J’ai devant moi le billet
retentissant de Denise Bombardier que j’ai découpé du Devoir le 26/02/2012.
Madame Bombardier est indignée, et c’est peu dire. Elle nous fait une de ses
montées de lait qui vaut le détour, du genre dont elle nous a déjà habitués
auparavant. Je crois tout de même que nous devons la lire avec attention et
respect. Le titre : Marre!
Comme un grand "chant
d’épuration…"
Je ne vais pas énumérer ce
qui la hérisse. Elle l’énonce clairement, beaucoup mieux que je pourrais le
faire. Je suis en tout point d’accord avec elle, mais je ne veux pas en
rajouter. Je retiens tout de même sa ferveur, son intensité et surtout ce final qui en donne la raison : « Eh bien, c’est parce que
j’aime cette terre où je suis née de tout mon cœur et de tout mon esprit que
j’en aurai encore et longtemps marre de la tentative d’abêtissement et de
rapetissement de la société par des douaniers autoproclamés. »
N’empêche. Il m’arrive de
penser que l’envie d’en découdre avec l’autre (les gens, la population…) est
plus forte que nous, et qu’au prélude de solutions envisagées à divers problèmes
cet « autre » porte toujours une lourde responsabilité sur ses
épaules.
Depuis peu, je ne cesse d’entendre
une petite phrase sibylline qui se déroule tout en délicatesse sur le pourtour
de ma conscience. Elle apparaît en douceur, de toute évidence afin de
ménager ma susceptibilité. Elle me dit ceci : « Ne prend pas de
chance, cesse de penser ».
Ouch!
Facile à dire. Penser demeure
en quelque sorte notre seconde nature à tous. Quant à moi, j’aime bien me
raconter des histoires, me donner le beau rôle, m’en faire accroire et m’apitoyer
sur mon sort, si ce n’est créer mes propres peurs de toutes pièces. Le flot d’images
et de pensées circule en continu tel un récit dont je perds parfois le contrôle.

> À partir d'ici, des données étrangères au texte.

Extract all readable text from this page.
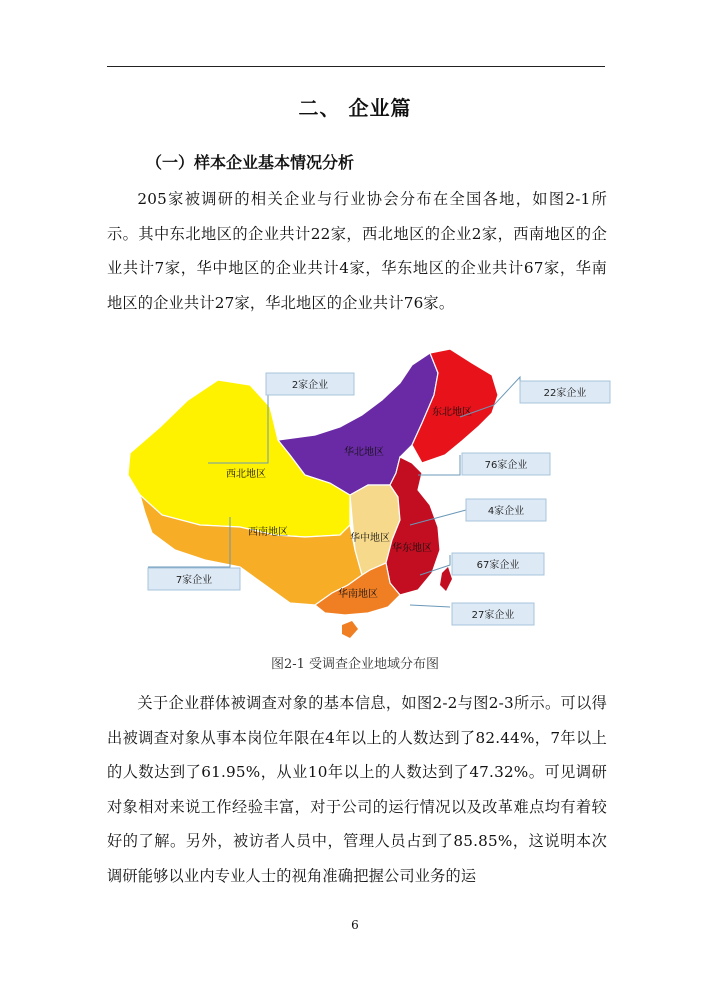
二、 企业篇
（一）样本企业基本情况分析

205家被调研的相关企业与行业协会分布在全国各地，如图2-1所示。其中东北地区的企业共计22家，西北地区的企业2家，西南地区的企业共计7家，华中地区的企业共计4家，华东地区的企业共计67家，华南地区的企业共计27家，华北地区的企业共计76家。

东北地区
华北地区
西北地区
西南地区
华中地区
华东地区
华南地区
2家企业
22家企业
76家企业
4家企业
67家企业
27家企业
7家企业
图2-1 受调查企业地域分布图

关于企业群体被调查对象的基本信息，如图2-2与图2-3所示。可以得出被调查对象从事本岗位年限在4年以上的人数达到了82.44%，7年以上的人数达到了61.95%，从业10年以上的人数达到了47.32%。可见调研对象相对来说工作经验丰富，对于公司的运行情况以及改革难点均有着较好的了解。另外，被访者人员中，管理人员占到了85.85%，这说明本次调研能够以业内专业人士的视角准确把握公司业务的运

6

D’où cette petite voix qui m’exhorte de faire attention : « Ne perd
pas le fil, économise ton énergie, envisage une écologie de ton monde
intérieur, car là aussi la pollution par le bruit existe et c’est même elle qui
finit par se répercuter à l’extérieur par des hauts cris ».
Il y a beaucoup de bruits, dans
les médias, à la télé, il faut l’admettre. Et Madame Bombardier ne fait que
nous le souligner… en criant. Mais comment faire autrement si on veut se faire
entendre?
Si d’aventure je persiste à
penser, il le faut bien puisque j’écris, je me dis qu’il est toujours permis (est-ce
la dernière des libertés?) et possible de m’éloigner des généralités, systèmes
de croyances et idées à la mode. Et surtout, je me dis (quelque chose me dit) que
je dois faire attention pour ne pas m’enliser, peut-être par découragement ou
facilité, dans le trivial, le rabattu, les canulars, l’humour bitch et
carnassier, parce que, de toute façon, il n’y a plus rien à croire dans ce
monde de plus en plus complexe, que tout se vaut et que nous pouvons dire n’importe
quoi.
En sixième année, à l’élémentaire,
j’ai eu un dirigeant de chorale qui m’a beaucoup impressionné. C’était un
professeur à l’école que je fréquentais. Deux fois semaine, nous nous
rassemblions dans la grande salle, une trentaine d’écoliers comme
moi, pour pratiquer le chant en vue d’un spectacle de fin d’année. Je me
souviens qu’il nous rappelait constamment de garder la note jusqu’à la fin du
couplet et du refrain à travailler. Il aimait chanter et il ne se
privait pas de nous donner l’exemple. Il l’étirait. Un jour, un élève lui dit
qu’il avait une belle voix. Il répondit spontanément que ce n’était pas
vraiment le cas. Il nous expliqua qu’il avait simplement une voix juste. Qu’il
tenait la note. De sorte qu’une grâce et une beauté jaillissaient de lui, tout
naturellement.
À l’évidence, nous aimons
chanter. Tant qu’à faire, pourquoi pas publiquement! Tout le monde le fait
maintenant. Et la nature humaine étant ce qu’elle est, elle chante d’abord et
avant tout son mécontentement et sa réprobation. Mais voilà, si nous sommes
sensibles et avons l’oreille, comment ne pas déceler un bruit sans pareil à
tout instant autour de nous?
Savons-nous chanter juste? C’est
la question. Chanter ne va pas de soi, demande un long travail, un travail de
minutie, de retenue même. Et comme le laisse si bien entendre Denise
Bombardier, je ne suis pas certain que se faire écorcher les oreilles à tout
instant demeure une expérience appréciable. Mais comment le signifier à travers
tout ce bruit de fond? Comment attirer l’attention tout en conservant le ton juste?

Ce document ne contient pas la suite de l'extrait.